Porsche Mission R First Drive: Proof Electric GT Race Cars Won't Suck
This Mission R concept previews one way Porsche’s GT racing future could look.0:00 / 0:00
A week before Porsche let us behind the wheel of its Mission R race car concept, it mandated we partake in "high-voltage" training via video conference with the company's engineering team in Germany. The gist of the 40-minute call: green lights good, red lights bad. If the relevant red lights illuminate inside the cockpit, stay in the seat and wait for help.
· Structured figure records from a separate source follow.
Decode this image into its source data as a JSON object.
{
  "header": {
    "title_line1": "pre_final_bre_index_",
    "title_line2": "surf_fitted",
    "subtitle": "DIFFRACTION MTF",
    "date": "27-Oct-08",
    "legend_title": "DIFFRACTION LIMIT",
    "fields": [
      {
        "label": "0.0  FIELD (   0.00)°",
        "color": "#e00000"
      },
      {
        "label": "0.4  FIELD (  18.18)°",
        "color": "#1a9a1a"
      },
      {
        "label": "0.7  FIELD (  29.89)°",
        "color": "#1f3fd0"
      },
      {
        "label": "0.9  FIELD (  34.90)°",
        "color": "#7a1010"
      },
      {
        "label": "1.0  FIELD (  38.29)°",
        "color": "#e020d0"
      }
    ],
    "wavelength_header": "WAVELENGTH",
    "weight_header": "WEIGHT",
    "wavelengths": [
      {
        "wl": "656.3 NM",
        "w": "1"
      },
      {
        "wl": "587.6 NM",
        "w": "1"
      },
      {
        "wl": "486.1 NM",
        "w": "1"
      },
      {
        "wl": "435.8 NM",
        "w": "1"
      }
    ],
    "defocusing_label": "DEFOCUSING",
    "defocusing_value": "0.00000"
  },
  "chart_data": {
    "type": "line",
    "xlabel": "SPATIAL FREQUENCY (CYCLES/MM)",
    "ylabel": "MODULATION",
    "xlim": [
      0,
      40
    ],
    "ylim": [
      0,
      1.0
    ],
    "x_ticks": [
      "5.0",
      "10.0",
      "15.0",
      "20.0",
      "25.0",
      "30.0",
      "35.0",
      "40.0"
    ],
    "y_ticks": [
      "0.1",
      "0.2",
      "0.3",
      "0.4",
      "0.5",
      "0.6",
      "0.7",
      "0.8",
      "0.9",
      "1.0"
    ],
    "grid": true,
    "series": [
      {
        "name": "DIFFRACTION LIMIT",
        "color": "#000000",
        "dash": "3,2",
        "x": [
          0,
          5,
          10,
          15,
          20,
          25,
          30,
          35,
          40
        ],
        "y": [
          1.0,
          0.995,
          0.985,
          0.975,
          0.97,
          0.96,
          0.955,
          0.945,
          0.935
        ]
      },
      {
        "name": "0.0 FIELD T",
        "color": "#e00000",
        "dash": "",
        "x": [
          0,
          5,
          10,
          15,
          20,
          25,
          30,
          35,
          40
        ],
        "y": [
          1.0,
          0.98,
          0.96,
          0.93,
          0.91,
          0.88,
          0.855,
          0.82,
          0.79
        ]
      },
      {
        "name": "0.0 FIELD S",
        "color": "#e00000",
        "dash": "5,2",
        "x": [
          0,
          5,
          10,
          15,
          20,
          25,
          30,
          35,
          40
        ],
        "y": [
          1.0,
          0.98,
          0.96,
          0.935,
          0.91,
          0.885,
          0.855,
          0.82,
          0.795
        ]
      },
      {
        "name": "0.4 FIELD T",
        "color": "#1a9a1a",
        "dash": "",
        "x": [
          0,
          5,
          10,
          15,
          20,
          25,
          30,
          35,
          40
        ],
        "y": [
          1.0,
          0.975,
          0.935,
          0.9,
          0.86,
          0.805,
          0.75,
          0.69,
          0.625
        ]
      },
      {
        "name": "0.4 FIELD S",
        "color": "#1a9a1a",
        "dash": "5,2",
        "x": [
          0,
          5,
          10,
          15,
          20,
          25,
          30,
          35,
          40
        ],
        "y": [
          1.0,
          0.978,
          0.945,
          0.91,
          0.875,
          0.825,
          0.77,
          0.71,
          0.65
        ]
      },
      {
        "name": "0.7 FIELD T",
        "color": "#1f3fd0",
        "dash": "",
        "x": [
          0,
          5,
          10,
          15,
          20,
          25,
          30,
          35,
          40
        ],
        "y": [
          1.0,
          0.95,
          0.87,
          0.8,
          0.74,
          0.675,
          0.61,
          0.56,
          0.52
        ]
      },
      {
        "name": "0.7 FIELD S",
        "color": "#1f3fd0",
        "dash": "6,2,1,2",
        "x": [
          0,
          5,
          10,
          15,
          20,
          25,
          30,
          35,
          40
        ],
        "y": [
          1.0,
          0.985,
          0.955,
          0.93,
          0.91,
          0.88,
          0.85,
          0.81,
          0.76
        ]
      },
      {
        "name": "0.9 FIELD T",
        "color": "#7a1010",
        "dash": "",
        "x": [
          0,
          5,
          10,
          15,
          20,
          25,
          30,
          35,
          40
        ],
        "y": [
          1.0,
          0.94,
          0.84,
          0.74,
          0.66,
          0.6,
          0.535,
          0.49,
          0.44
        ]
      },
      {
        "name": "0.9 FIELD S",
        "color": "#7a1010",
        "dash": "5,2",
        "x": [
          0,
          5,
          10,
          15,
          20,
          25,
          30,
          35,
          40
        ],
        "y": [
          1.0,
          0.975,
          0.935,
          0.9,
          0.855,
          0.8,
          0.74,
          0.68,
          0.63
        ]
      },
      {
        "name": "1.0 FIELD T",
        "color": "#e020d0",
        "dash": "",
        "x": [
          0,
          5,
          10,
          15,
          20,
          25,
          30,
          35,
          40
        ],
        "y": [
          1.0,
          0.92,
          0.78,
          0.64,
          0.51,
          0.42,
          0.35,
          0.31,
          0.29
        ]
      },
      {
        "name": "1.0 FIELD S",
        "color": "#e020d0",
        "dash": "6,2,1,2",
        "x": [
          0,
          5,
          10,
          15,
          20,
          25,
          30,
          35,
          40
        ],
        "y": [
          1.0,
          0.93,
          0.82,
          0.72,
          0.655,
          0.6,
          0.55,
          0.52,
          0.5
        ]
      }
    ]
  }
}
If you're outside the car and see red glowing from the dash or the roof-mounted module, hang back and don't touch the Mission R. The exception: In the "unlikely event" (the team's words) the steering-wheel display goes full DEFCON red to indicate a disastrous thermal meltdown occurring in the battery pack, stop immediately, undo your safety harness, get out, and run away, hopefully before the car is reduced to a spectacular multimillion-dollar fireball. (Porsche values the Mission R at something like $10 million, because this is a one-off concept, and automaker bean counters tend to assign astronomical figures to such things, just like they do production-development mules.)
Receiving these instructions reminded me of a time more than a decade ago when I took a back-seat ride in an aerobatic plane as part of a Red Bull Air Race promotion. As a stranger strapped a parachute to my body, the pilot said something like, "This is never going to happen, but if it does and you hear me say, 'Eject!' three times, undo your belts, stand up, jump out, wait five seconds, and pull that ripcord. If you're still in the plane after the third 'eject,' don't look for me, because I won't be."
Reviewing safety protocols is SOP whenever you're about to drive a race car for the first time. Taking care to avoid coming out looking like Freddy Kruger, however, is for most people a new experience about as familiar as hearing tips on how to best execute a parachute punch-out at 5,000 feet. Likely sooner than later, though, it will be more common in racing series this side of already-hybridized Formula 1 cars and the all-electric machines campaigned by professional drivers in the Formula E and Extreme E racing categories.
What Is It?
Porsche isn't beyond building concept cars it has zero intention of bringing to fruition in some form or another, and you shouldn't expect to see a field of Mission Rs on racetracks any time soon, if even by decade's end, at least not in this exact form. (More on that in a bit.) The company's first intention with the car was to present a compelling vehicle during September's Munich auto show. You could say, "Mission R-complished," if you've wanted to see an eye-grabbing example of what electrically propelled GT racing might one day look like. A team of about 30 people—a mixture from Porsche's concepts group, styling department, and motorsports operation—turned the concept into a running prototype on a relatively short timeline of about nine months.